Fig. 41.1 Sagittal T2-weighted (a) and T1-weighted (b) MRIs demonstrate hematomyelia, cord edema, and posteriorly located perimedullary flow voids that enhance after contrast administration in the mid and lower thoracic region, raising suspicion of a spinal cord AVM. Left T10 segmental artery angiograms in AP (c) and lateral (d) views reveal a shunting lesion that was fed by both the anterior (arrow) and the posterior (white arrow) spinal arteries. As an anatomical variation, the supply to both the anterior and the posterior axis arose from the same segmental artery. An aneurysm that is located in the midline and centrally within the cord is noted as the rupture point. Case continued in ▶ Fig. 41.2.
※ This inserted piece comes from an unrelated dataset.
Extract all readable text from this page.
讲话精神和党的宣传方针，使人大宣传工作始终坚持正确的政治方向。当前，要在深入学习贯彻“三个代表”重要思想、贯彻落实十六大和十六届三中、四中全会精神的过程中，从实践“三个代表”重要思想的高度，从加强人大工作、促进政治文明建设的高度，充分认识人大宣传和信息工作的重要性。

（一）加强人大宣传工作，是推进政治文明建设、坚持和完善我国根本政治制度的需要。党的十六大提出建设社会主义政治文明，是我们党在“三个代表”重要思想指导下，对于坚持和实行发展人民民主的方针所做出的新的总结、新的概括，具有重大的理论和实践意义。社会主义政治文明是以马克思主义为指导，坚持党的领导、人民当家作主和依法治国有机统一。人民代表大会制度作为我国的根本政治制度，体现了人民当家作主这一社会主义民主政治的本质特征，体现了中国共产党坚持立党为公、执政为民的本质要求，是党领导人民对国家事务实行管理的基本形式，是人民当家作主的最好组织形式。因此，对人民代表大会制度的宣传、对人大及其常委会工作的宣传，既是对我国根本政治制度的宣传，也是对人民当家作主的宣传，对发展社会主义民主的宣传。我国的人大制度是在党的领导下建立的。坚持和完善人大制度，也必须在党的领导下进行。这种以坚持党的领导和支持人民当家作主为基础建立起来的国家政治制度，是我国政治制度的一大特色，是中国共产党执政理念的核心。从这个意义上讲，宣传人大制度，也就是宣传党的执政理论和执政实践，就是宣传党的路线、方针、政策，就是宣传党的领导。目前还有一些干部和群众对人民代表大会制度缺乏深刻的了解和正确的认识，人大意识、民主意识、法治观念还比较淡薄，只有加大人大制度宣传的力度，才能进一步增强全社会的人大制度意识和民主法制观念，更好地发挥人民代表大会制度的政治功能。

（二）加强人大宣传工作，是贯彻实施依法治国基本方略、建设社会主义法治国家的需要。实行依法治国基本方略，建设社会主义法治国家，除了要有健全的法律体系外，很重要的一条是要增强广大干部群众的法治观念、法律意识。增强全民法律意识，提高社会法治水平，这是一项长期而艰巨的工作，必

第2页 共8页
Fig. 41.2 3D rotational reconstruction images (a,b) demonstrate that the aneurysm (arrow) arose from a sulcocommissural artery that interconnects the anterior and the posterior spinal arteries.
41.1.3 Diagnosis
Pial nidus-type arteriovenous malformation (AVM) with a false aneurysm arising from a sulcocommissural artery of the anterior spinal artery.
41.2 Anatomy
The main source of arterial supply to the cord is the anterior spinal artery (ASA) on its ventral axis. The arteries directly supplying the spinal cord that arise from the ASA are the central (sulcal and sulcocommissural) arteries that originate from the anterior spinal artery and the perforating branches arising from the superficial pial network, covering the spinal cord. Sulcal arteries are centrifugal, have a diameter between 0.1 and 0.25 mm, and supply the largest part of the gray matter. They penetrate the parenchyma to the depth of the anterior fissure, course to one side of the cord, and branch mainly within the gray matter (▶ Fig. 41.3).
Fig. 41.3 Spinal angiograms in lateral view in two patients (a,b) with cord hyperemia demonstrate the sulcocommissural arteries that supply the anterior aspect of the cord. The arrow points to a transmedullary anastomosis that connects the anterior axis to the posterior axis through the cord.